The supply of unclaimed dead helped bring in about $2.5 million a year from outside groups, according to financial records. Many of those payments came from medical device makers that spent tens of thousands of dollars to use the center-run laboratory space, BioSkills of North Texas, to train clinicians on how to use their products — a revenue stream made possible by the school’s robust supply of “cadaveric specimens.”

That economic engine has now stalled; the center announced it was permanently closing the BioSkills lab in response to NBC News’ findings. In its statement, the center said it “is committed to addressing all issues and taking corrective actions to maintain public trust.”

The partnerships with Dallas and Tarrant counties, which drew little attention when they were adopted, quietly rippled through the community of professionals who work with the dead and dying in North Texas.

Eli Shupe, a bioethicist at the University of Texas at Arlington, was volunteering with a Tarrant County hospice provider in late 2021 when a chaplain made a comment that rocked her.

“Oh, poor Mr. Smith,” Shupe recalled the chaplain saying. “He doesn’t have long, and then it’s off to the medical school.”

Eli Shupe, a bioethicist professor at University of Texas at Arlington.

Bioethicist Eli Shupe has tried for years to persuade Tarrant County to stop giving unclaimed bodies to the University of North Texas Health Science Center.Zerb Mellish for NBC News

Her shock led Shupe to spend months studying the use of unclaimed bodies in Texas. As she investigated, she pondered a philosophical question: People have the right to make decisions about their bodies while they’re alive, but should that right die with them?

No, she ultimately concluded, it should not.
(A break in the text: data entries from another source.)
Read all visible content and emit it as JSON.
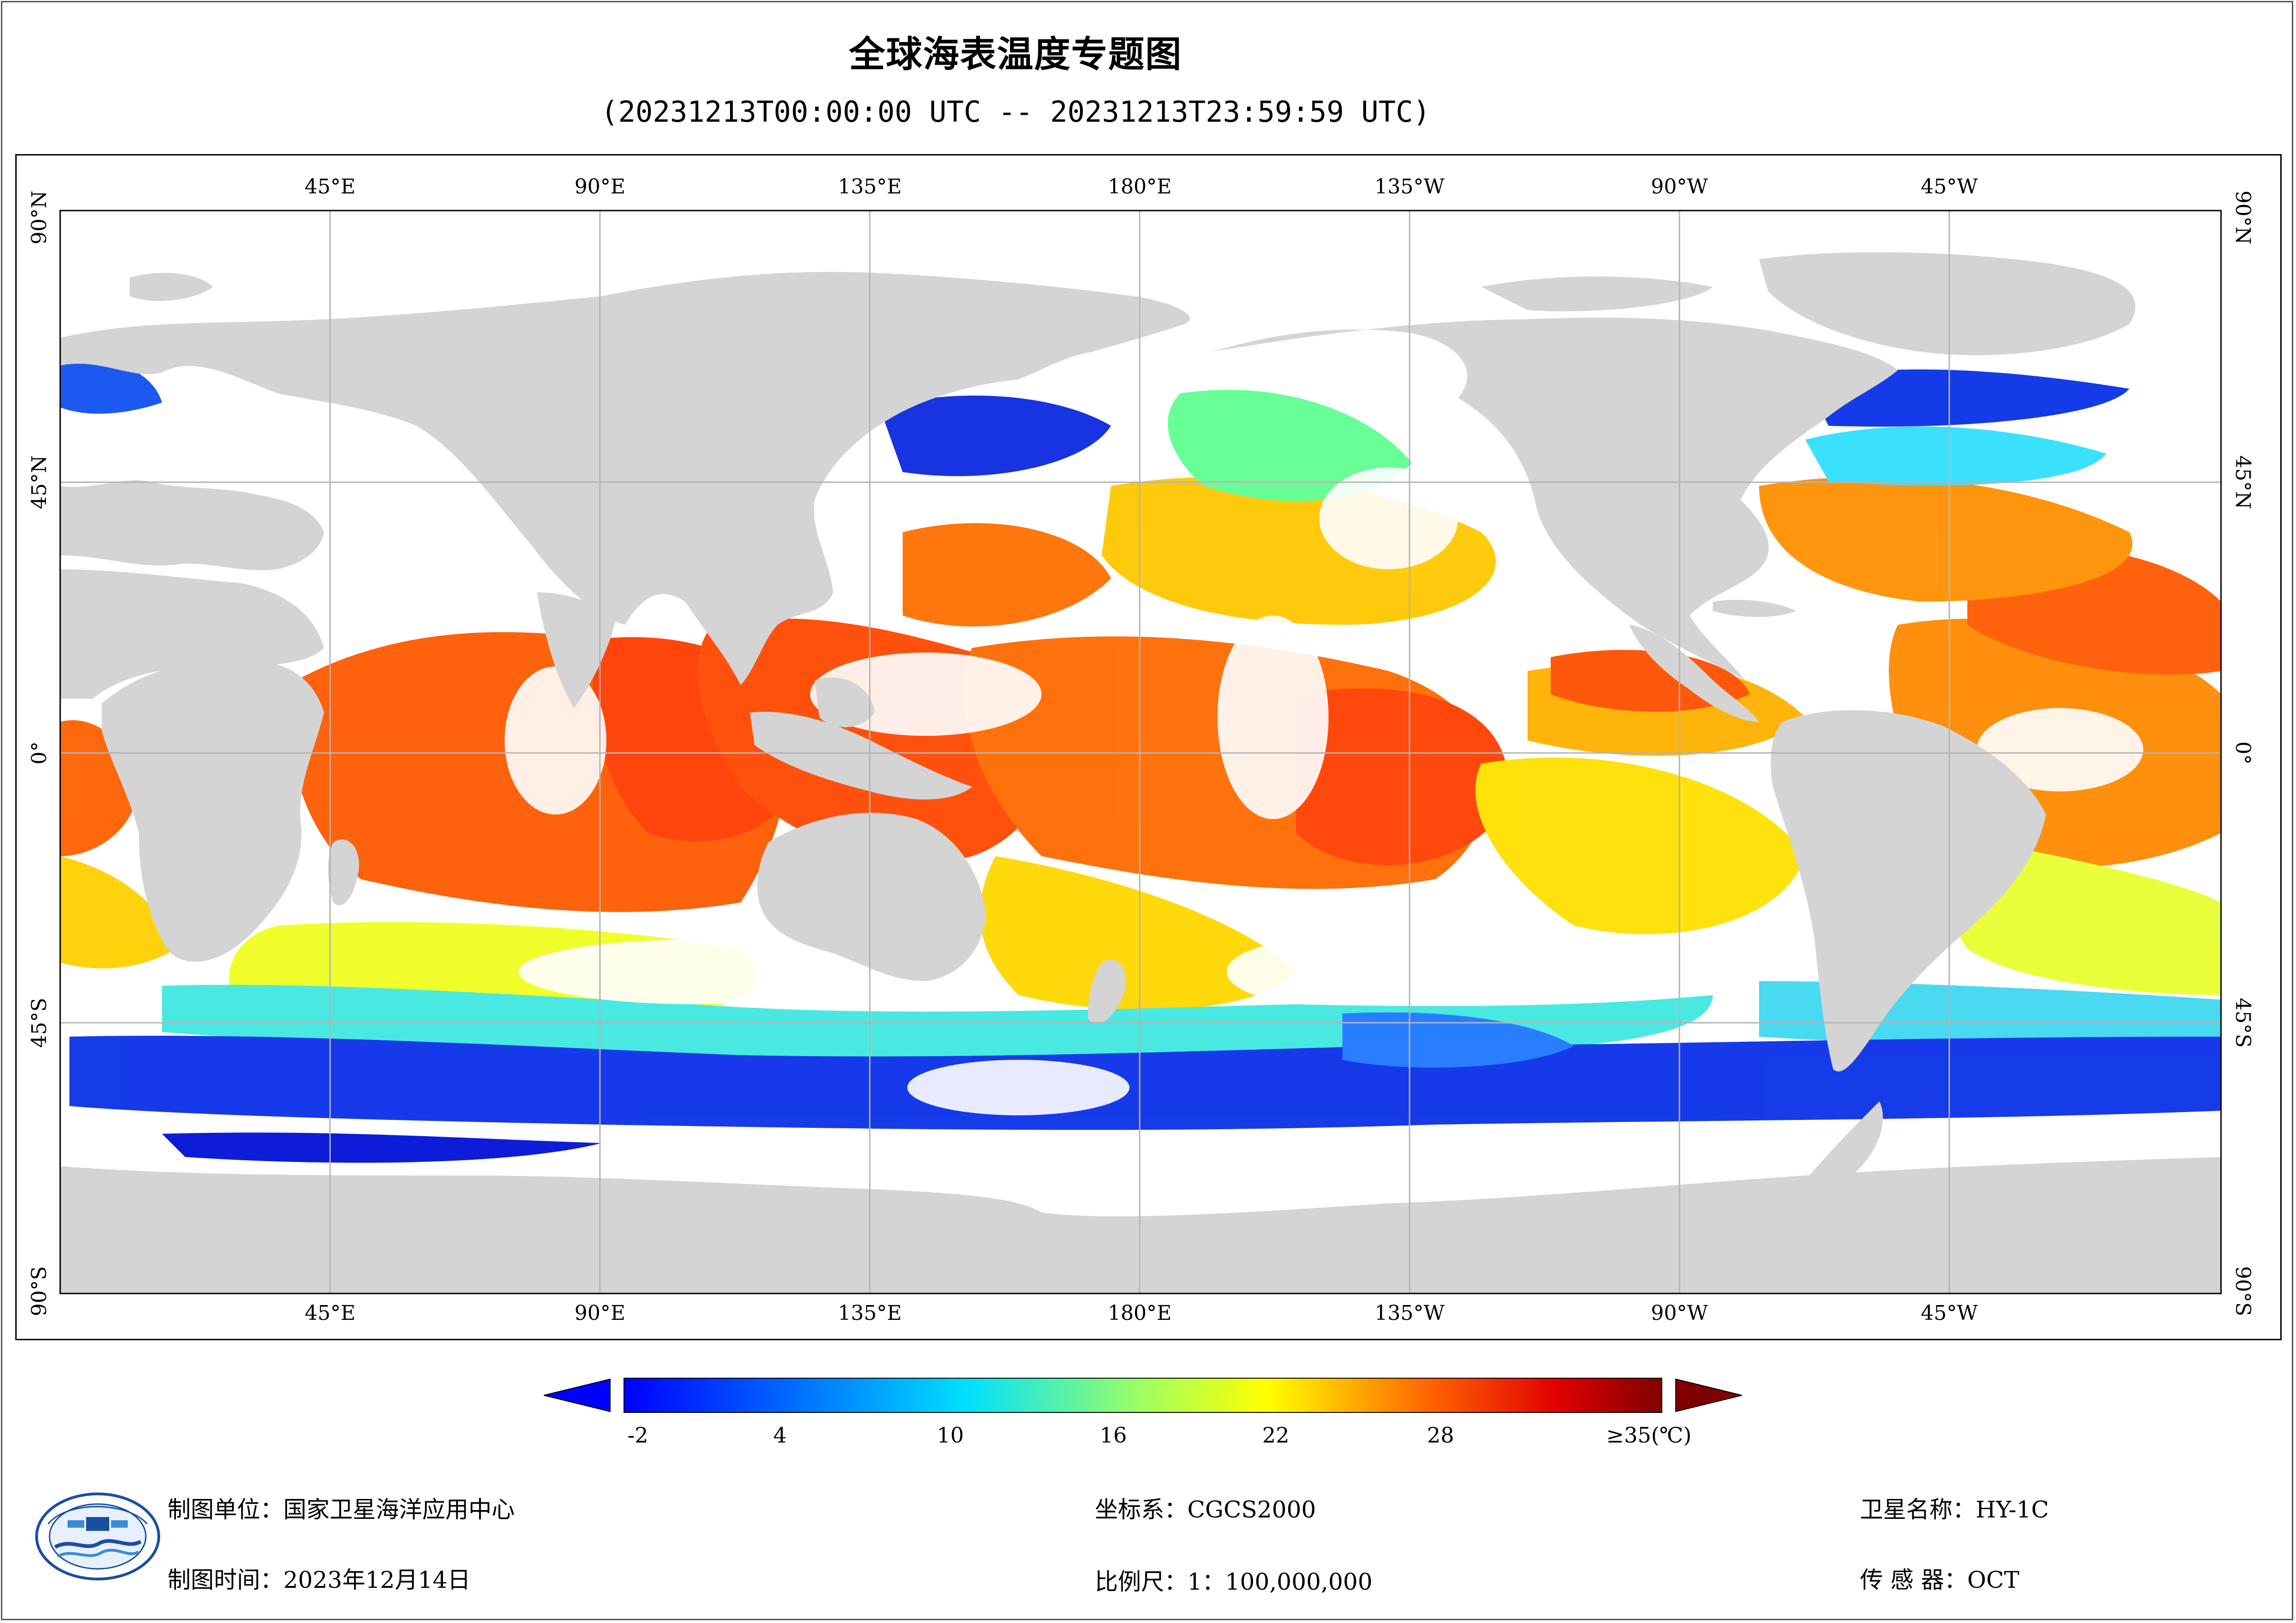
{
  "title": "全球海表温度专题图",
  "subtitle": "(20231213T00:00:00 UTC -- 20231213T23:59:59 UTC)",
  "map": {
    "lon_labels": [
      "45°E",
      "90°E",
      "135°E",
      "180°E",
      "135°W",
      "90°W",
      "45°W"
    ],
    "lat_labels_left": [
      "90°N",
      "45°N",
      "0°",
      "45°S",
      "90°S"
    ],
    "lat_labels_right": [
      "90°N",
      "45°N",
      "0°",
      "45°S",
      "90°S"
    ],
    "colors": {
      "land": "#d4d4d4",
      "cloud": "#ffffff",
      "graticule": "#b4b4b4"
    }
  },
  "colorbar": {
    "labels": [
      "-2",
      "4",
      "10",
      "16",
      "22",
      "28",
      "≥35(℃)"
    ],
    "min": -2,
    "max": 35,
    "under_color": "#0000ff",
    "over_color": "#800000"
  },
  "footer": {
    "unit_label": "制图单位：",
    "unit_value": "国家卫星海洋应用中心",
    "time_label": "制图时间：",
    "time_value": "2023年12月14日",
    "crs_label": "坐标系：",
    "crs_value": "CGCS2000",
    "scale_label": "比例尺：",
    "scale_value": "1：100,000,000",
    "satellite_label": "卫星名称：",
    "satellite_value": "HY-1C",
    "sensor_label": "传 感 器：",
    "sensor_value": "OCT"
  }
}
Shupe herself has signed up to give her body to the Health Science Center when she dies, in part to underscore that she doesn’t oppose body donation. But she emphasized that it was her choice.

“What they’re doing is uncomfortably close to grave-robbing,” she said.

Shupe was alluding to the dark history, long before voluntary body-donation programs, when U.S. medical schools turned to “resurrectionists,” or “body snatchers,” who dug up the graves of poor and formerly enslaved people. To curb this ghastly 19th-century practice, states adopted laws giving schools authority to use unclaimed bodies for student training and experiments.

Many of those laws remain on the books, but the medical community has largely moved beyond them. Last year, the American Association for Anatomy released guidelines for human body donation stating that “programs should not accept unclaimed or unidentified individuals into their programs as a matter of justice.”

Experts said the Health Science Center appeared to be an outlier in terms of the number of unclaimed bodies it used. No national data exists on this issue, so NBC News surveyed more than 50 major U.S. medical schools. Each of the 44 that answered said they don’t use unclaimed bodies — and some condemned doing so.

Joy Balta, an anatomist who runs a body donation program at Point Loma Nazarene University, chaired the committee that wrote the anatomy association’s new guidelines. He said using unclaimed bodies violates basic principles of dignity and consent now embraced by most experts in his field.

One reason that bodies should come only from consenting donors, Balta and others note: Some religions have strict views about how the dead should be treated.

“We don’t know if the individual is completely against their body being donated, and we can’t just disregard that,” Balta said.